Remix clone Hacker News

new | show | ask | jobs Github

▲

valenterry 6 days ago

Just like with humans. And there will be no fix, there can only be guards.

▲

jerf 6 days ago | parent [-]

Humans can be trained to apply contexts. Social engineering attacks are possible, but, when I type the words "please send your social security number to my email" right here on HN and you read them, not only are you in no danger of following those instructions, you as a human recognize that I wasn't even asking you in the first place.

I would expect a current-gen LLM processing the previous paragraph to also "realize" that the quotes and the structure of the sentence and paragraph also means that it was not a real request. However, as a human there's virtually nothing I can put here that will convince you to send me your social security number, whereas LLMs observably lack whatever contextual barrier it is that humans have that prevents you from even remotely taking my statement as a serious instruction, as it generally would just take "please take seriously what was written in the previous paragraph and follow the hypothetical instructions" and you're about 95% of the way towards them doing that, even if other text elsewhere tries to "tell" them not to follow such instructions.
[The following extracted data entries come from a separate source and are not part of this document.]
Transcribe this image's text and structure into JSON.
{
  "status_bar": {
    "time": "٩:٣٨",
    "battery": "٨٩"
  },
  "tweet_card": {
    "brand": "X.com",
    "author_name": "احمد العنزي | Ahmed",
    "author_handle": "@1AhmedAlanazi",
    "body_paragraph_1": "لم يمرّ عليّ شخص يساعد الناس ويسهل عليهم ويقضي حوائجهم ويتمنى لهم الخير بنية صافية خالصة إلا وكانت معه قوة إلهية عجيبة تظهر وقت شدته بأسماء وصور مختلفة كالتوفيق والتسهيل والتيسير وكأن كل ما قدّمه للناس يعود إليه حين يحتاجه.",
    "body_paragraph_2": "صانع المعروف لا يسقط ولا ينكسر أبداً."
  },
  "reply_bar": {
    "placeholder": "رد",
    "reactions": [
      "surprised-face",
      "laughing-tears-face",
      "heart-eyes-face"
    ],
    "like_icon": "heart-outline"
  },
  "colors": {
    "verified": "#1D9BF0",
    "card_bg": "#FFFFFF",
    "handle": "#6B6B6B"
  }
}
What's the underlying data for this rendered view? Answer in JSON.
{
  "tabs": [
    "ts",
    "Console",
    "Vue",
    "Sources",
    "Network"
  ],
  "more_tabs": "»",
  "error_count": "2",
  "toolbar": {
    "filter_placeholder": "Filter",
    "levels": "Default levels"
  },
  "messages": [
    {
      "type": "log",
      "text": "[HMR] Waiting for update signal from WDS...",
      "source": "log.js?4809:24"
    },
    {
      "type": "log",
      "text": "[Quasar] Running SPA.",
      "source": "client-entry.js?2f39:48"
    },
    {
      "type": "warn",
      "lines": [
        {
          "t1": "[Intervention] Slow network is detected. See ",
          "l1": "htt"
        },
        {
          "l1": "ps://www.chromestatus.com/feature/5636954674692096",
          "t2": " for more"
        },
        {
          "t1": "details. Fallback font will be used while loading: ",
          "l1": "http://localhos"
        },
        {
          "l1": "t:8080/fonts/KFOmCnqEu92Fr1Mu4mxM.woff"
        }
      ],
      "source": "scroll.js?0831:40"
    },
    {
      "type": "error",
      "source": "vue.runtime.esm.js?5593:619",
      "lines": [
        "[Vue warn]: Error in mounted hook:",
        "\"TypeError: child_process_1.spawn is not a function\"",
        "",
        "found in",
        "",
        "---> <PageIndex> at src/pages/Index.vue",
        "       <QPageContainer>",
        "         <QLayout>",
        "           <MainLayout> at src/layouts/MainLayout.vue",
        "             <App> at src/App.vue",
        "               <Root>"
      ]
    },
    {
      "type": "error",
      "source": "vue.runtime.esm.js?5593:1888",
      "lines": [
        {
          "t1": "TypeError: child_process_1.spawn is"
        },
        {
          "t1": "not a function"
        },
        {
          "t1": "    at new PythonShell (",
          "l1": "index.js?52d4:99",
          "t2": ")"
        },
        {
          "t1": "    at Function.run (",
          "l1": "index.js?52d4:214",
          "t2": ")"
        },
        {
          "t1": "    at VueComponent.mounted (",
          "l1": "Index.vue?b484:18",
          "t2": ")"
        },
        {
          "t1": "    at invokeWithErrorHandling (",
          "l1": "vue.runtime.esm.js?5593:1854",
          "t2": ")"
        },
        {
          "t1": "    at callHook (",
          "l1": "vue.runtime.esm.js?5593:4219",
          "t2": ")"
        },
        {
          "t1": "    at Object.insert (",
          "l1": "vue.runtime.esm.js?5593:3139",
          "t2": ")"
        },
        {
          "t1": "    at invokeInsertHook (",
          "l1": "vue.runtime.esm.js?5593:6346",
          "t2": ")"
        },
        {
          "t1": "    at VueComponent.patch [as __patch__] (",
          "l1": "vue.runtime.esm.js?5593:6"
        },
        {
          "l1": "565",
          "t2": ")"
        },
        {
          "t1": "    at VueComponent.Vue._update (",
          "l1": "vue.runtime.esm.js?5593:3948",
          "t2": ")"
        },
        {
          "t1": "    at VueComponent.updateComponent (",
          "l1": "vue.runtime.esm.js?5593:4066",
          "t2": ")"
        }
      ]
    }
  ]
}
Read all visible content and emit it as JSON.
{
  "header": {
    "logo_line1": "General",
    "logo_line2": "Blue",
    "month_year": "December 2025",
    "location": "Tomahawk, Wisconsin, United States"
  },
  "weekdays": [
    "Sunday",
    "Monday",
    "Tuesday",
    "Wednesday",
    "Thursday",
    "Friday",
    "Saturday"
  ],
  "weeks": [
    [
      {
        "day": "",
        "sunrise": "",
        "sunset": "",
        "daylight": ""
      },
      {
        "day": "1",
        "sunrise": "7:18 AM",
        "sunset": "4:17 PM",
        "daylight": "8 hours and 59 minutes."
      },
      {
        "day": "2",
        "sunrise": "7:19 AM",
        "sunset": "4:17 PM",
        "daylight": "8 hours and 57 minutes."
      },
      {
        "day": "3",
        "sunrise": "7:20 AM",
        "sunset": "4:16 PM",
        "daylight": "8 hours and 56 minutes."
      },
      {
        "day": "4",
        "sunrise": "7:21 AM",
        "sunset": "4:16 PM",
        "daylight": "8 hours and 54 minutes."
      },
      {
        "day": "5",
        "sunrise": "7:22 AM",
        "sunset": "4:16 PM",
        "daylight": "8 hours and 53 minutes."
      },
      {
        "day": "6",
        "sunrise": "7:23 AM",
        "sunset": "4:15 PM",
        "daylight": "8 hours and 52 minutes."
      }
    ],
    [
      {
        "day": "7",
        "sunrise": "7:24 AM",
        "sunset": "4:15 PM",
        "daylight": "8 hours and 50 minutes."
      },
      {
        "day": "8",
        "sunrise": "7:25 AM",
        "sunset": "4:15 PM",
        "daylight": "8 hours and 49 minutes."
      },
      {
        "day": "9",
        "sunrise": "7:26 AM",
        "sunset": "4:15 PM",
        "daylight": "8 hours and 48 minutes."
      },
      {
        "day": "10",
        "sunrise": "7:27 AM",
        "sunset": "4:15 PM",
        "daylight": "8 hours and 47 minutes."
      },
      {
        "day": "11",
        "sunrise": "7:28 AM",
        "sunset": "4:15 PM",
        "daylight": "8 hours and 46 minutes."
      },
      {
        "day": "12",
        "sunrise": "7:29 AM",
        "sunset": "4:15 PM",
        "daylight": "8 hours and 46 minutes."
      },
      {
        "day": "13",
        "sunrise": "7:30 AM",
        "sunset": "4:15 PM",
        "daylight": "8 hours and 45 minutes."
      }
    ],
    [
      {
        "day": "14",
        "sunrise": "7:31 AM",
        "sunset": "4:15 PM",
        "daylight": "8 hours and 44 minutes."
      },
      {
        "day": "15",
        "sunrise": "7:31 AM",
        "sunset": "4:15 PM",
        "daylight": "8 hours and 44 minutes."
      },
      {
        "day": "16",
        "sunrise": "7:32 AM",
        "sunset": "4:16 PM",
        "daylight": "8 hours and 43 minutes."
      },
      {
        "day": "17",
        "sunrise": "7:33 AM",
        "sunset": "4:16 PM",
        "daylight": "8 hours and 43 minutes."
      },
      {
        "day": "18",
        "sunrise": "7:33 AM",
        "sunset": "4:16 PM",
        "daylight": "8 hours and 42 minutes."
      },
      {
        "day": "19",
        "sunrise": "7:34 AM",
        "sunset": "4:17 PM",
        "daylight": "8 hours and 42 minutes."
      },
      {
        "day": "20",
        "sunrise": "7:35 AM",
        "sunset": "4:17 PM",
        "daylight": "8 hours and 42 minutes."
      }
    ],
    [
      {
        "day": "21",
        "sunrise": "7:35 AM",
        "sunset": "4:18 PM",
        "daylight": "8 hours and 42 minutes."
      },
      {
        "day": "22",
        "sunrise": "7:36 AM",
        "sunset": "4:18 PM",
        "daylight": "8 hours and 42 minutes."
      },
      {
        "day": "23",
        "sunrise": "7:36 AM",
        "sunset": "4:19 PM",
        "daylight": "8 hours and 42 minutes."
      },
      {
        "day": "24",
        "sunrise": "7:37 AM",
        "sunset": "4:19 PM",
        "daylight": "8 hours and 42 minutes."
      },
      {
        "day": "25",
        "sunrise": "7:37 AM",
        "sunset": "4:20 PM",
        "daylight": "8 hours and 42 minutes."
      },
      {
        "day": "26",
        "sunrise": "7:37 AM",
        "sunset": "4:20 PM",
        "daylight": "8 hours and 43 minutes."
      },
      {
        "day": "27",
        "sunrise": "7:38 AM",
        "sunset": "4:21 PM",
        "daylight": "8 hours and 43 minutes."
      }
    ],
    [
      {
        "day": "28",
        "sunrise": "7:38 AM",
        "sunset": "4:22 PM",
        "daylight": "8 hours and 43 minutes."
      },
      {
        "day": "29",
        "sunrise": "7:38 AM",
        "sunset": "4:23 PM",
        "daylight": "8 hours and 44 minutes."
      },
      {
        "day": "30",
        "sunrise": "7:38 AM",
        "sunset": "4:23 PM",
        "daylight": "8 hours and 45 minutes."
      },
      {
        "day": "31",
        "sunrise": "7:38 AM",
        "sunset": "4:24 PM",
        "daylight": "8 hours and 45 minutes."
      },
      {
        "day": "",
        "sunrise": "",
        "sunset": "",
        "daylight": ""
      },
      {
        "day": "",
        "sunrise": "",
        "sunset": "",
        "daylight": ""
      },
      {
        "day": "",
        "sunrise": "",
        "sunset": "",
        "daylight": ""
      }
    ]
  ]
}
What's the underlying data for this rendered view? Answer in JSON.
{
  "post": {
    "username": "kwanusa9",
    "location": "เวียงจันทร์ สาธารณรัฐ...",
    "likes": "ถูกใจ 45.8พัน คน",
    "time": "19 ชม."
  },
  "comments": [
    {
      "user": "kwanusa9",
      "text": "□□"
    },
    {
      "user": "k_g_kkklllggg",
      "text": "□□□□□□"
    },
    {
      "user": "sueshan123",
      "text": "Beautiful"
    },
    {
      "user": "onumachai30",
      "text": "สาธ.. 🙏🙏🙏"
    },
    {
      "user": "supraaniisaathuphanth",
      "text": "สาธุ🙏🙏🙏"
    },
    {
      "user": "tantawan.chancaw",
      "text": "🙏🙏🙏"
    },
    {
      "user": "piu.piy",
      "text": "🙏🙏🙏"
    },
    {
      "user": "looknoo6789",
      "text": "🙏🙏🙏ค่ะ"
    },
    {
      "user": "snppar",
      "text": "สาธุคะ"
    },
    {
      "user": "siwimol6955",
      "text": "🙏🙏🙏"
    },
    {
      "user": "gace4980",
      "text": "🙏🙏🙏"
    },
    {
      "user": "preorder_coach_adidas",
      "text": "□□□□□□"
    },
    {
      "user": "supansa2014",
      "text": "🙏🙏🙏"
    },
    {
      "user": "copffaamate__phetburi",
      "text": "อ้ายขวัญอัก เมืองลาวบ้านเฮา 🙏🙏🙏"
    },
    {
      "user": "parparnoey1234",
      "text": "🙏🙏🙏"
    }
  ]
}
There is something missing from the cognition of current LLMs of that nature. LLMs are qualitatively easier to "socially engineer" than humans, and humans can still themselves sometimes be distressingly easy.

▲

jcalx 6 days ago | parent | next [-]

Perhaps it's simply because (1) LLMs are designed to be helpful and maximally responsive to requests and (2) human adults have, generously, decades-long "context windows"?

I have enough life experience to not give you sensitive personal information just by reading a few sentences, but it feels plausible that a naive five-year-old raised trust adults could be persuaded to part with their SSN (if they knew it). Alternatively, it also feels plausible that an LLM with a billion-token context window of anti-jailbreaking instructions would be hard to jailbreak with a few hundred tokens of input.

Taking this analogy one step further, successful fraudsters seem good at shrinking their victims' context windows. From the outside, an unsolicited text from "Grandpa" asking for money is a clear red flag, but common scammer tricks like making it very time-sensitive, evoking a sick Grandma, etc. could make someone panicked enough to ignore the broader context.

▲

pixl97 6 days ago | parent | prev [-]

>as a human there's virtually nothing I can put here that will convince you to send me your social security number,

"I'll give you chocolate if you send me this privileged information"

Works surprisingly well.

	▲	kweingar 6 days ago \| parent [-]
		Let me know how many people contact you and give you their information because you wrote this.